Street in Yekaterinburg, Russia

Boris Yeltsin Street (Улица Бориса Ельцина) is a street in Yekaterinburg, Russia.

==History==
The street historically developed in the 1740s as one of the streets of Ssylnaya Sloboda ("settlement of the exiled"), emerging outside Zeley Gates of Yekaterinburg Fortress. Street direction reflected the line of the south side of the Yekaterinburg City Pond. On the city plan of 1810 it was marked as Ordinarnaya (Ordinary) Street, on the city plan of 1845 — Fetisovskaya (Fetisov).
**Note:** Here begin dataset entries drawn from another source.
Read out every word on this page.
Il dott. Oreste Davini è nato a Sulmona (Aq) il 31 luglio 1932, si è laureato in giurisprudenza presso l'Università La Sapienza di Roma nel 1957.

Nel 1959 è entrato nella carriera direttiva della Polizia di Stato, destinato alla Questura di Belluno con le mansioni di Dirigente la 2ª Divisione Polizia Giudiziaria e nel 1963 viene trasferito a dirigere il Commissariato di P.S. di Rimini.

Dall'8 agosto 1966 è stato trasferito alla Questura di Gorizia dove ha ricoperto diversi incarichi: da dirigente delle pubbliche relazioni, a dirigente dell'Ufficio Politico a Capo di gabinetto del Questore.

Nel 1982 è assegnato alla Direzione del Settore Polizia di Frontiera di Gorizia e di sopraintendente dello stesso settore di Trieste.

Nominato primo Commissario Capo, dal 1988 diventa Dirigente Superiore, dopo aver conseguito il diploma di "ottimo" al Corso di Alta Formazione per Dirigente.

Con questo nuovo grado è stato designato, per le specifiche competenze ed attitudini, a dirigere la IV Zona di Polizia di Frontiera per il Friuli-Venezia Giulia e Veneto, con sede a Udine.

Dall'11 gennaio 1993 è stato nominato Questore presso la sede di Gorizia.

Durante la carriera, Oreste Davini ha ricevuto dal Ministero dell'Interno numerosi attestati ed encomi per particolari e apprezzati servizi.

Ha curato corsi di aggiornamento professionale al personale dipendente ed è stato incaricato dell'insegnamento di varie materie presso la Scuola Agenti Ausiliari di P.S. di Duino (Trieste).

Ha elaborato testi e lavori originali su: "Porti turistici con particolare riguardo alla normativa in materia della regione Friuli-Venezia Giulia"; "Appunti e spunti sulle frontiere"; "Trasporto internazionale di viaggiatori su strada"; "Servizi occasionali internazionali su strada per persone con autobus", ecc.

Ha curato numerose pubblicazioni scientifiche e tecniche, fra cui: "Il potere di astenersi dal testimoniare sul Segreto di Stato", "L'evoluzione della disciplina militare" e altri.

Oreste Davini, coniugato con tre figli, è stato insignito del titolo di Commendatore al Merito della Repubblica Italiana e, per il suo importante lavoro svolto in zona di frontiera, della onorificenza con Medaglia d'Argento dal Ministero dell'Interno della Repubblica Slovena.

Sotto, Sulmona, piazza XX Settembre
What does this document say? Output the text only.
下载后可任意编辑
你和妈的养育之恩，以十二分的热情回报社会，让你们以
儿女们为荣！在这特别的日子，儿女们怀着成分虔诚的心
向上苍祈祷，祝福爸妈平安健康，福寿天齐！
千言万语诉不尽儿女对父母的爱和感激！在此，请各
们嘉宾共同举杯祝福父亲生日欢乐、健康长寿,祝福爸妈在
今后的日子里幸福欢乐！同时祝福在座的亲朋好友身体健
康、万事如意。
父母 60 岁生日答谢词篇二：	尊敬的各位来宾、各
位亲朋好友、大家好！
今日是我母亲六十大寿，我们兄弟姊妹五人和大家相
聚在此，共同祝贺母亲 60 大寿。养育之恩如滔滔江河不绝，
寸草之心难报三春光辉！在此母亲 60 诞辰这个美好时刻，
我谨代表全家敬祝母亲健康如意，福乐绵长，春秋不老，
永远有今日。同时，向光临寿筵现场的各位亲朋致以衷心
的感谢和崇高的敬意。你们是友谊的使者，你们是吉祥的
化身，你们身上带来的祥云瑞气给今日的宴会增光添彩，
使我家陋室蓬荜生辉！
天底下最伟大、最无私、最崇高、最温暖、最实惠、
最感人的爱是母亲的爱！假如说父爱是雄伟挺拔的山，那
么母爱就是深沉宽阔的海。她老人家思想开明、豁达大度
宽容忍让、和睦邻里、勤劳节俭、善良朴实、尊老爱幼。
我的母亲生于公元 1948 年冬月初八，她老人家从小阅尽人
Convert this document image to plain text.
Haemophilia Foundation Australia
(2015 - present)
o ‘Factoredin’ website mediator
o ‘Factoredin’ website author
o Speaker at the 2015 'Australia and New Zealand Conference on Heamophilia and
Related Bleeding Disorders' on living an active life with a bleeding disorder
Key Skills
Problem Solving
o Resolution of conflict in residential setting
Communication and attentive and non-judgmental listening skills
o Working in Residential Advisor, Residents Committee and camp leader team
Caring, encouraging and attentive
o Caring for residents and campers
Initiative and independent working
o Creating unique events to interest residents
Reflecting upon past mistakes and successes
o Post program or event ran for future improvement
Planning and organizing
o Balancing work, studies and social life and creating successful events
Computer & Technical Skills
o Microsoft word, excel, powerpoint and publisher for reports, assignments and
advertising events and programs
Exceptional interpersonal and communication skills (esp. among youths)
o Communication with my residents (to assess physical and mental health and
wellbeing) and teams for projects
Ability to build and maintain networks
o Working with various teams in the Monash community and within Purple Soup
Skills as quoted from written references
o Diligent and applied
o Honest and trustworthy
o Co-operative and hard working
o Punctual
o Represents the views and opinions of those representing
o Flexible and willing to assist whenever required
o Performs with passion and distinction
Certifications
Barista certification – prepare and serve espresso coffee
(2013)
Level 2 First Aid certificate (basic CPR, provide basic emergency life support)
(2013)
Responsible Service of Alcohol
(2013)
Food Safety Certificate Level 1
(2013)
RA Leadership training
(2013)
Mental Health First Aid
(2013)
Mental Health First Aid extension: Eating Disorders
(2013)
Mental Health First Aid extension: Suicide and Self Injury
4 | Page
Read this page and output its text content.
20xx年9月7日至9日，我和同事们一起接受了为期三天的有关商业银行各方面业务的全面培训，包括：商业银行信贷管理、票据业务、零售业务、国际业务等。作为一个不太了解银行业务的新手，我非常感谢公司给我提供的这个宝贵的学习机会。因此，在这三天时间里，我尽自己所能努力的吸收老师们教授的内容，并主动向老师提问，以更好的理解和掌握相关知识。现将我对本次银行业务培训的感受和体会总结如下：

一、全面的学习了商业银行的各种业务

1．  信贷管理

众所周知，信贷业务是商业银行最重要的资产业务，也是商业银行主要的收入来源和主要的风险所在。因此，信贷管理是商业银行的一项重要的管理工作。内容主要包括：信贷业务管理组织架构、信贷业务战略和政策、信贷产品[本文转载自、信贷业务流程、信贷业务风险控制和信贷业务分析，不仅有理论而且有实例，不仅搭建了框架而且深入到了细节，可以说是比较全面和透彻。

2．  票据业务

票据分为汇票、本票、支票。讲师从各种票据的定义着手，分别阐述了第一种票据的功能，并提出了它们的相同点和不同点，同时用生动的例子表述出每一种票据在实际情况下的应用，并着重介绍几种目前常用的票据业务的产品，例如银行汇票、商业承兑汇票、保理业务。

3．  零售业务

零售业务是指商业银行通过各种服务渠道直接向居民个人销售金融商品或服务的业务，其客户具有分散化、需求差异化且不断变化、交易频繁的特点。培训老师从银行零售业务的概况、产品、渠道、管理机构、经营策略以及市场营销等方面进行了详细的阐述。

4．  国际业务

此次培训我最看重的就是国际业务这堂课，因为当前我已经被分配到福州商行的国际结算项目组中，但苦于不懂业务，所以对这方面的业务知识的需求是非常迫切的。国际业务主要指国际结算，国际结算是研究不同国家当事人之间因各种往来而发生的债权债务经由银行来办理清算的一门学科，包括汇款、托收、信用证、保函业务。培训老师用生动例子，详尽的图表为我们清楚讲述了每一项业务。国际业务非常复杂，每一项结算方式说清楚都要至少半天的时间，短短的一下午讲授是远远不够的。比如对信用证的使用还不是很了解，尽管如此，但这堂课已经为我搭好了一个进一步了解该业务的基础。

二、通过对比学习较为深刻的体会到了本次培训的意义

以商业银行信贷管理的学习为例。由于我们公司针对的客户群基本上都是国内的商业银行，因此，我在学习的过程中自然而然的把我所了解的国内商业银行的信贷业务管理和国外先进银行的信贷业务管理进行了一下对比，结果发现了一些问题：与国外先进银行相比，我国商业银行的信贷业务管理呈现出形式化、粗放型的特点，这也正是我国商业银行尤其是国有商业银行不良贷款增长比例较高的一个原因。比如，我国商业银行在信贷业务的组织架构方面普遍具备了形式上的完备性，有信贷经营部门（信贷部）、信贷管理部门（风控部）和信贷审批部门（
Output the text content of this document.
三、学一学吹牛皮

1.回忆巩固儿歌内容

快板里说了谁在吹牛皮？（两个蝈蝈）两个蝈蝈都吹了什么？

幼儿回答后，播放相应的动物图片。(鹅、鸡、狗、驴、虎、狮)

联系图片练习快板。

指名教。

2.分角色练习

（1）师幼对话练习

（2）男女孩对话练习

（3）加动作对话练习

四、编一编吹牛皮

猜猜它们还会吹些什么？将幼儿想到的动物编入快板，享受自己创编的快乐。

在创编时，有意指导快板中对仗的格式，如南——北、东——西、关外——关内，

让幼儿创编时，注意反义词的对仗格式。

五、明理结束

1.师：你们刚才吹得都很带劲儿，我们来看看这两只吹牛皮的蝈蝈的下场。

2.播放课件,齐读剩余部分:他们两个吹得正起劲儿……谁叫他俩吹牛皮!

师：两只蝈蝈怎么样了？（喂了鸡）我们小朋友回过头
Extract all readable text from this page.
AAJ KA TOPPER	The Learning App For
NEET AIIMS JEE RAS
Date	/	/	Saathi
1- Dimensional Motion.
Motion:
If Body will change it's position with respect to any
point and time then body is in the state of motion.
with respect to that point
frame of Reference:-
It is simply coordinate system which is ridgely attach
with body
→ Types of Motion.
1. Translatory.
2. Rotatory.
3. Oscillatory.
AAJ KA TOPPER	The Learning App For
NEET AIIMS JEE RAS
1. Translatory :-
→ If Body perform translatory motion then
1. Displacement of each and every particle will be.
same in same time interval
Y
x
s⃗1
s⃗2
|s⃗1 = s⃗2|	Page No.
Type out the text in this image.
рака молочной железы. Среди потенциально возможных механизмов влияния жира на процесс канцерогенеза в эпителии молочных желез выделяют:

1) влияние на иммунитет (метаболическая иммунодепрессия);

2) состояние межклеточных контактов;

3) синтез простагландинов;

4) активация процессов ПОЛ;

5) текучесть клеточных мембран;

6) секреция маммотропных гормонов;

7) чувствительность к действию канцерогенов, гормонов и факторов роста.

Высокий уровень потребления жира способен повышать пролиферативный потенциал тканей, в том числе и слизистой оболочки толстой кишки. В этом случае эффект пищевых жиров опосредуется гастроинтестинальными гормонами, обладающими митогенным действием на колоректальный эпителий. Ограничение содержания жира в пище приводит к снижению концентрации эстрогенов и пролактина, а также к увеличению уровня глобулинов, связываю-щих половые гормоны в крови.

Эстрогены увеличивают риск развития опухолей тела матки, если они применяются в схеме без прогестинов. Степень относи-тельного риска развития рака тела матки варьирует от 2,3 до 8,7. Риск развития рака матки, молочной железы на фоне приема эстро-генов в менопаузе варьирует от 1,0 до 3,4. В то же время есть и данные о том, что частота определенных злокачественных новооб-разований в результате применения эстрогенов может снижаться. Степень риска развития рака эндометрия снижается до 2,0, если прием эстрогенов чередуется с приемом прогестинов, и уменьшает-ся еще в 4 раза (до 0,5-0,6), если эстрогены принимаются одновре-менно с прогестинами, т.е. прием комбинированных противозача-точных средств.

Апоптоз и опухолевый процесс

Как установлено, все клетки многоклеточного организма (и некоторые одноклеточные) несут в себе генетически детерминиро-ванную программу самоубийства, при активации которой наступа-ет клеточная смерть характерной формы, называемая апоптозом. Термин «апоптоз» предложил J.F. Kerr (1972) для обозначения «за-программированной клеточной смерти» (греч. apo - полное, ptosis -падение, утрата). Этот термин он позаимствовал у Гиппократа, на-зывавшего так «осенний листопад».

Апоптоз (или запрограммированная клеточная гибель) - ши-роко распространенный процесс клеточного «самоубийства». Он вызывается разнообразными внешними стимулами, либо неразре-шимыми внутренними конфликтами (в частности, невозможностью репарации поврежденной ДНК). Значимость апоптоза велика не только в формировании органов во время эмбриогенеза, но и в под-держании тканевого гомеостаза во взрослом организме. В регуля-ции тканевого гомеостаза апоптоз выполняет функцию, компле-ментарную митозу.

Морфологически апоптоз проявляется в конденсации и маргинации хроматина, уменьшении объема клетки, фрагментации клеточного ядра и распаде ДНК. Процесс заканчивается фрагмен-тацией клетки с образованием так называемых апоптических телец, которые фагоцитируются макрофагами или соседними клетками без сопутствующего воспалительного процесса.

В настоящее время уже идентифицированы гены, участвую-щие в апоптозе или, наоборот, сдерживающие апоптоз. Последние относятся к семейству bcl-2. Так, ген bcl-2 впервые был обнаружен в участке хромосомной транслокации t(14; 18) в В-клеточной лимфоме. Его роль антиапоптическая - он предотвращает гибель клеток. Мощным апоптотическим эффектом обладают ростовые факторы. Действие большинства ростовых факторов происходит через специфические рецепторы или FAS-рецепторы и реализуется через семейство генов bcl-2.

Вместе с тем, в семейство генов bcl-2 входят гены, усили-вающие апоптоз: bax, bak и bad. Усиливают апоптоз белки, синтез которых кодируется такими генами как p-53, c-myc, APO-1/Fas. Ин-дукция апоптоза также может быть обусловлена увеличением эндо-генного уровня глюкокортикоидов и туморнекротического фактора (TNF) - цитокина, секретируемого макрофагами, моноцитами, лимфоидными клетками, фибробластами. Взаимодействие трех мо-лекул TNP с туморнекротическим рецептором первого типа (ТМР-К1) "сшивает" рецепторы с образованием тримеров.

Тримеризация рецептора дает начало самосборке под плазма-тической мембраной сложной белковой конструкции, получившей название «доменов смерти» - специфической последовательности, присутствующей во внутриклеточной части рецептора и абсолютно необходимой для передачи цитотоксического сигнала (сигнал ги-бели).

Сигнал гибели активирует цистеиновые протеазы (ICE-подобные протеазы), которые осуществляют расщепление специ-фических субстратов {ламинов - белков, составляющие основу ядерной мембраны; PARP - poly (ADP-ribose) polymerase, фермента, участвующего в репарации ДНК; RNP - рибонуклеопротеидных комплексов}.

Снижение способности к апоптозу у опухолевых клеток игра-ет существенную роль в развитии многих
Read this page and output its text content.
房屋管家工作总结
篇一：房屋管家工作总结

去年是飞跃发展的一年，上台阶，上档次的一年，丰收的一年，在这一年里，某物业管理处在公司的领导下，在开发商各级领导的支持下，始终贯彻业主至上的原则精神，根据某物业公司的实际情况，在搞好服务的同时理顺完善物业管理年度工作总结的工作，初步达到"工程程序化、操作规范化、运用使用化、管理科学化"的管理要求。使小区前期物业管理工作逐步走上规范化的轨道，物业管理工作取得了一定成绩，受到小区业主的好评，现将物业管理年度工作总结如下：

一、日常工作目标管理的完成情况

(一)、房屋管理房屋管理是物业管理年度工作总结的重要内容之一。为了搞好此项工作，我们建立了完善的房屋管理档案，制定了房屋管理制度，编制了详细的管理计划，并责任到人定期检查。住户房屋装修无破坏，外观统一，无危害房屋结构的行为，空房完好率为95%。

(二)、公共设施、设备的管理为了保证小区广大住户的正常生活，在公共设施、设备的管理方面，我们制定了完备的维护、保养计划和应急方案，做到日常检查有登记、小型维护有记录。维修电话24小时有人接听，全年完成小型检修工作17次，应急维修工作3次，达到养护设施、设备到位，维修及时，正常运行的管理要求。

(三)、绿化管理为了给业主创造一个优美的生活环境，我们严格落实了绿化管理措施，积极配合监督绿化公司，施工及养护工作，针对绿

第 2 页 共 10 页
Until 1845, Fetisovskaya street was quite developed, consisting of two long quarters. The street started from Metlinskaya (Metlin) Street (beginning of modern 8 Marta (8 March) Street) and approached Severnaya (North) Street. In 1919, the street was renamed Devyatogo Yanvarya (9 January) Street to commemorate the events of 9 January 1905 in Saint Petersburg.

On 8 April 2008, the street was renamed after the first president of Russia Yeltsin. On 1 February 2011, the Boris Yeltsin Monument was opened on the street near Demidov-Plaza business center.

== Notable locations ==
- No. 3 — Boris Yeltsin Presidential Center
- No. 6 — Iset Tower
- No. 10 — Legislative Assembly of Sverdlovsk Oblast

== See also ==
- Yekaterinburg-City

==Sources==
- Зорина, Л. И. (Zorina L.I.), & Слукин, В. М. (Slukin V.M.) (2005). Улицы и площади старого Екатеринбурга (Streets and squares of old Yekaterinburg). Yekaterinburg, Russia: Basko.
- Рабинович, Р. И. (Rabinovich R.I.), & Шерстобитов, С. Л. (Shestobritov S.L.) (1965). Улицы Свердловска (Streets of Sverdlovsk) (2nd ed.). Sverdlovsk, USSR: Mid-Ural Books Publishing. http://www.1723.ru/read/books/sverdlovsk-1965.htm
- Худякова, М. Ф. (Khudiakova M.F.) (2003). Улицы Екатеринбурга (Streets of Yekaterinburg). Yekaterinburg, Russia: Mid-Ural Books Publishing.